Hatice Cengiz is hoping that the trial will reveal significant new evidence and finally reveal what happened to Khashoggi's remains. The Saudi government said the journalist was killed in a "rogue operation" by a team of agents.
She was waiting for Khashoggi outside the consulate on the day he was murdered. Saudi Arabia's public prosecution said the murder was ordered by the head of a "negotiations team" sent to Istanbul to bring Khashoggi back to the kingdom "by means of persuasion" or, if that failed, "by force".
The public prosecution concluded that Khashoggi was forcibly restrained after a struggle and injected with a large amount of a drug, resulting in an overdose that led to his death. His body was then dismembered and handed over to a local "collaborator" outside the consulate. The remains were never found.
Turkey's public prosecution concluded that Khashoggi was suffocated almost as soon as he entered the consulate, and that his body was destroyed.
Who are the defendants?
Turkey's state-run Anadolu news agency cited the indictment filed by Turkish prosecutors as accusing Saud al-Qahtani, a former senior adviser to Crown Prince Mohammed, and Ahmad Asiri, Saudi Arabia's former deputy intelligence chief, of "instigating a premeditated murder with the intent of [causing] torment through fiendish instinct".

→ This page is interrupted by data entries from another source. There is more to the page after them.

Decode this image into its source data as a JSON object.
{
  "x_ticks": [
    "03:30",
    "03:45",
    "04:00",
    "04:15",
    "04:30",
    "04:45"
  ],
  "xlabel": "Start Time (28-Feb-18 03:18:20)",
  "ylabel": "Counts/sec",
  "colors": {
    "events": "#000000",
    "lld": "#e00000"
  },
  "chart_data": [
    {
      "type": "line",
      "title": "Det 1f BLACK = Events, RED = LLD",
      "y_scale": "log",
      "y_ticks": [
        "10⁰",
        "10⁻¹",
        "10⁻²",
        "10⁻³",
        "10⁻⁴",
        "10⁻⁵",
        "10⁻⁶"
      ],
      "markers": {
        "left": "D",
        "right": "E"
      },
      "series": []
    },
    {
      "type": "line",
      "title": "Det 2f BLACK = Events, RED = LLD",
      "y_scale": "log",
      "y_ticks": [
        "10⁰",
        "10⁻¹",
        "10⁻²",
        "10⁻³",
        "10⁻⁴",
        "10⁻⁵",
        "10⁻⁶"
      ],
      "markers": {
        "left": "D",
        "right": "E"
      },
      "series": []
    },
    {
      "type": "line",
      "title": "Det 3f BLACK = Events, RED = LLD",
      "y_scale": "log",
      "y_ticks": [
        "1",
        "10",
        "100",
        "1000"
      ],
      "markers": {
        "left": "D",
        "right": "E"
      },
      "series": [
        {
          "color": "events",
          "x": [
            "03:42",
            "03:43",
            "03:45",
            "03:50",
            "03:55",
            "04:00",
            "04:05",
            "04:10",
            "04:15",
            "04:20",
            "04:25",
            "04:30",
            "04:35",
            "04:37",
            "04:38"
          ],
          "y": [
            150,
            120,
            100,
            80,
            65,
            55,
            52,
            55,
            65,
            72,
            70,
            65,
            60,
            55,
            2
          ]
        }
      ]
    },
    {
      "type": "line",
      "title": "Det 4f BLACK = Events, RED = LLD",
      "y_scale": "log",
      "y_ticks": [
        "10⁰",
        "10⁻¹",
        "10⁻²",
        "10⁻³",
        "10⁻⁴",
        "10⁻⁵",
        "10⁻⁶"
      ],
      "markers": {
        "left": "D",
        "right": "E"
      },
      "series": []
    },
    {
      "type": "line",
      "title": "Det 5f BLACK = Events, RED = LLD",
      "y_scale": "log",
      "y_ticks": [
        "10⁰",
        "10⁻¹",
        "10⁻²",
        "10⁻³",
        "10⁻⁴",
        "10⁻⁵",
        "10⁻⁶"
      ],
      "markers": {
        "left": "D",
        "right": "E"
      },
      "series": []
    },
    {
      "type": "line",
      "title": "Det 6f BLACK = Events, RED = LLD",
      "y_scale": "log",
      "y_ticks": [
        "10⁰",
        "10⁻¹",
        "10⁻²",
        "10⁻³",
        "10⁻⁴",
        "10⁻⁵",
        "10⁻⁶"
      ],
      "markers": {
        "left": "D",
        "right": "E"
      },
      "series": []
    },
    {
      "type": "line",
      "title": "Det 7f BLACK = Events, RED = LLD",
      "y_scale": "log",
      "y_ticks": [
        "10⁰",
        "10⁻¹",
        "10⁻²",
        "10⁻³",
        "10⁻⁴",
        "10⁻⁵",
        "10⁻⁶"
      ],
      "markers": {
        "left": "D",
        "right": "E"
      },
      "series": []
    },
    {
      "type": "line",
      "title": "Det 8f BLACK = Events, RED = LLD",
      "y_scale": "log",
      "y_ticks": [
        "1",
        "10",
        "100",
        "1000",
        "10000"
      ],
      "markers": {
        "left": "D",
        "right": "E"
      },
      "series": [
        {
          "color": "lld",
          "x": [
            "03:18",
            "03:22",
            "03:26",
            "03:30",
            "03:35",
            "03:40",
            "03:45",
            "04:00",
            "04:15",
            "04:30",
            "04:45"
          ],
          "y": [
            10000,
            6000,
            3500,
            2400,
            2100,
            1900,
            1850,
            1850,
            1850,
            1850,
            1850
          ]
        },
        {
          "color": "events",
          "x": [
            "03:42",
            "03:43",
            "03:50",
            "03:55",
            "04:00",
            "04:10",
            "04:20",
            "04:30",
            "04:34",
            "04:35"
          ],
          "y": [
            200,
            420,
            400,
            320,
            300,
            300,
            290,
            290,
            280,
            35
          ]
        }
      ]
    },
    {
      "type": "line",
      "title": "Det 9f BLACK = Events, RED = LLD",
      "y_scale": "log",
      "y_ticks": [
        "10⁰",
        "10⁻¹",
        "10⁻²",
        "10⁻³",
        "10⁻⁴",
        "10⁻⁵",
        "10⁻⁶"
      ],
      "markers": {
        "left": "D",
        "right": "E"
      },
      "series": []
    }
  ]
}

The 18 other defendants are charged with carrying out "a premeditated murder with the intent of [causing] torment through fiendish instincts".
The eight individuals who were convicted of Khashoggi's murder in Saudi Arabia have never been identified by the Saudi authorities.
According to interviews conducted by Ms Callamard, their lawyers argued at the Saudi trial that they were state employees and could not object to the orders of their superiors, and that Mr Asiri insisted that he never authorised the use of force to bring Khashoggi back to Saudi Arabia.
The Saudi public prosecution said Mr Asiri was tried but acquitted due to insufficient evidence, and that Saud al-Qahtani was investigated but not charged.
Khashoggi's son Salah, who lives in Saudi Arabia, said in May that he and his brothers were "pardoning those who killed our father, seeking reward from God almighty". That effectively granted them a formal reprieve under Saudi law.